この肉に使われているスパイスは唐辛子以外キルハイムとは別物だ。
「これは……良いものだ」
包みを閉じ、モウグ・ガーにそれを返す。
「気にいったのか。食べていいぞ」
「いや、これだけスパイスを使った料理だと、結構貴重なものだろ?」
「そうでもない。オレたちも竜族も日常的に使っている調味料だ。辛くすると日持ちする」
「みんな辛い食べ物が好きなの?」
「好む者は多いな」
こいつは衝撃だぜ。
オフシディアンと竜族はスパイスの国だった。
スパイス、スパイスか……。スパイスでまず最初に想像するものはカレーである。
肉を見る限りケイジャン料理に近いものなのかなと思った。
それでも、カレーに期待してしまうよね。だって元日本人なんだもの。
といっても、ケイジャン料理を軽視しているわけではない。あれはあれで良いものだ。
レストランで出すのにも良い。
日本料理じゃないけど、ケイジャン料理となれば街で食べることができるものでもないし、ここでしか食べることができないってコンセプトには合う。

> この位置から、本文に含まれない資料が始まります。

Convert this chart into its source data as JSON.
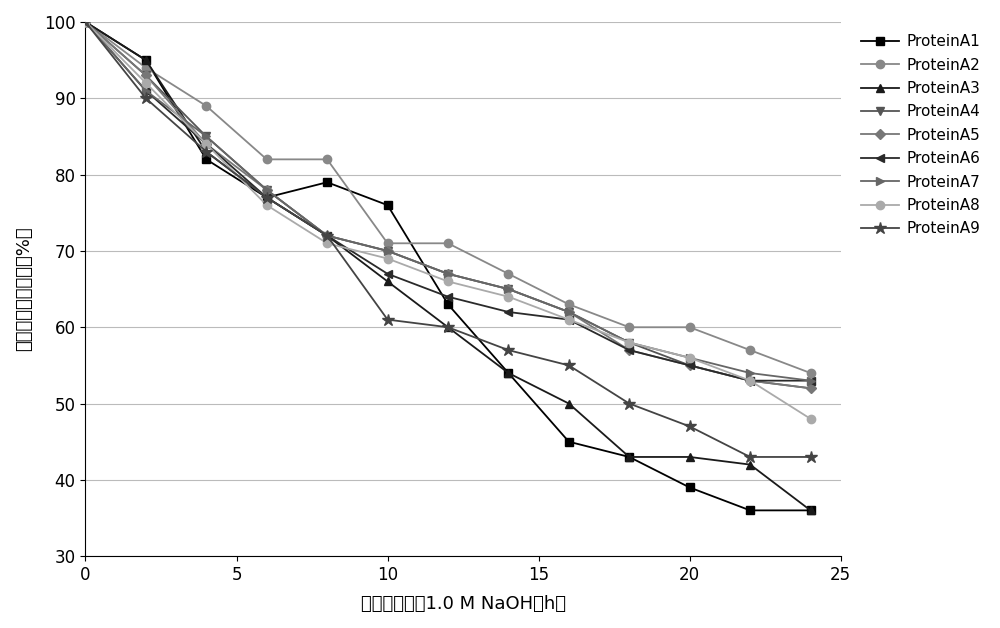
{
  "xlabel": "碱处理时间（1.0 M NaOH，h）",
  "ylabel": "剩余动态结合载量（%）",
  "xlim": [
    0,
    25
  ],
  "ylim": [
    30,
    100
  ],
  "xticks": [
    0,
    5,
    10,
    15,
    20,
    25
  ],
  "yticks": [
    30,
    40,
    50,
    60,
    70,
    80,
    90,
    100
  ],
  "series": [
    {
      "name": "ProteinA1",
      "marker": "s",
      "color": "#000000",
      "x": [
        0,
        2,
        4,
        6,
        8,
        10,
        12,
        14,
        16,
        18,
        20,
        22,
        24
      ],
      "y": [
        100,
        95,
        82,
        77,
        79,
        76,
        63,
        54,
        45,
        43,
        39,
        36,
        36
      ]
    },
    {
      "name": "ProteinA2",
      "marker": "o",
      "color": "#888888",
      "x": [
        0,
        2,
        4,
        6,
        8,
        10,
        12,
        14,
        16,
        18,
        20,
        22,
        24
      ],
      "y": [
        100,
        94,
        89,
        82,
        82,
        71,
        71,
        67,
        63,
        60,
        60,
        57,
        54
      ]
    },
    {
      "name": "ProteinA3",
      "marker": "^",
      "color": "#1a1a1a",
      "x": [
        0,
        2,
        4,
        6,
        8,
        10,
        12,
        14,
        16,
        18,
        20,
        22,
        24
      ],
      "y": [
        100,
        95,
        83,
        77,
        72,
        66,
        60,
        54,
        50,
        43,
        43,
        42,
        36
      ]
    },
    {
      "name": "ProteinA4",
      "marker": "v",
      "color": "#555555",
      "x": [
        0,
        2,
        4,
        6,
        8,
        10,
        12,
        14,
        16,
        18,
        20,
        22,
        24
      ],
      "y": [
        100,
        93,
        85,
        78,
        72,
        70,
        67,
        65,
        62,
        58,
        55,
        53,
        52
      ]
    },
    {
      "name": "ProteinA5",
      "marker": "D",
      "color": "#777777",
      "x": [
        0,
        2,
        4,
        6,
        8,
        10,
        12,
        14,
        16,
        18,
        20,
        22,
        24
      ],
      "y": [
        100,
        93,
        84,
        78,
        72,
        70,
        67,
        65,
        62,
        57,
        55,
        53,
        52
      ]
    },
    {
      "name": "ProteinA6",
      "marker": "<",
      "color": "#2a2a2a",
      "x": [
        0,
        2,
        4,
        6,
        8,
        10,
        12,
        14,
        16,
        18,
        20,
        22,
        24
      ],
      "y": [
        100,
        91,
        84,
        77,
        72,
        67,
        64,
        62,
        61,
        57,
        55,
        53,
        53
      ]
    },
    {
      "name": "ProteinA7",
      "marker": ">",
      "color": "#666666",
      "x": [
        0,
        2,
        4,
        6,
        8,
        10,
        12,
        14,
        16,
        18,
        20,
        22,
        24
      ],
      "y": [
        100,
        91,
        85,
        78,
        72,
        70,
        67,
        65,
        62,
        58,
        56,
        54,
        53
      ]
    },
    {
      "name": "ProteinA8",
      "marker": "o",
      "color": "#aaaaaa",
      "x": [
        0,
        2,
        4,
        6,
        8,
        10,
        12,
        14,
        16,
        18,
        20,
        22,
        24
      ],
      "y": [
        100,
        92,
        84,
        76,
        71,
        69,
        66,
        64,
        61,
        58,
        56,
        53,
        48
      ]
    },
    {
      "name": "ProteinA9",
      "marker": "*",
      "color": "#444444",
      "x": [
        0,
        2,
        4,
        6,
        8,
        10,
        12,
        14,
        16,
        18,
        20,
        22,
        24
      ],
      "y": [
        100,
        90,
        83,
        77,
        72,
        61,
        60,
        57,
        55,
        50,
        47,
        43,
        43
      ]
    }
  ],
  "background_color": "#ffffff",
  "grid_color": "#bbbbbb",
  "line_width": 1.3,
  "marker_size": 6,
  "star_marker_size": 9,
  "diamond_marker_size": 5,
  "legend_fontsize": 11,
  "axis_fontsize": 13,
  "tick_fontsize": 12
}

俺が食べたいだけでこじつけてるだろ? と言われればその通りだと応えざるを得ない。
「イッカハも食べるの?」
「タベル」
「見てみたいな、オフシディアンと竜族のスパイス」
「スパイス?」
「辛い調味料のことの意味で使っていた。ごめん」
「スパイス!」
どうやらイッカハはスパイスという単語を気にいってくれたらしい。
「エリック、ミル? リュウノ?」
「いや、俺が行ったら嫌がられるだろ……」
「ソウ? イッカハ、カマワナイ」
「いや、イッカハは良くても……」
蜘蛛の加護を受けている俺が竜族の街に行ったら大混乱必須だろ。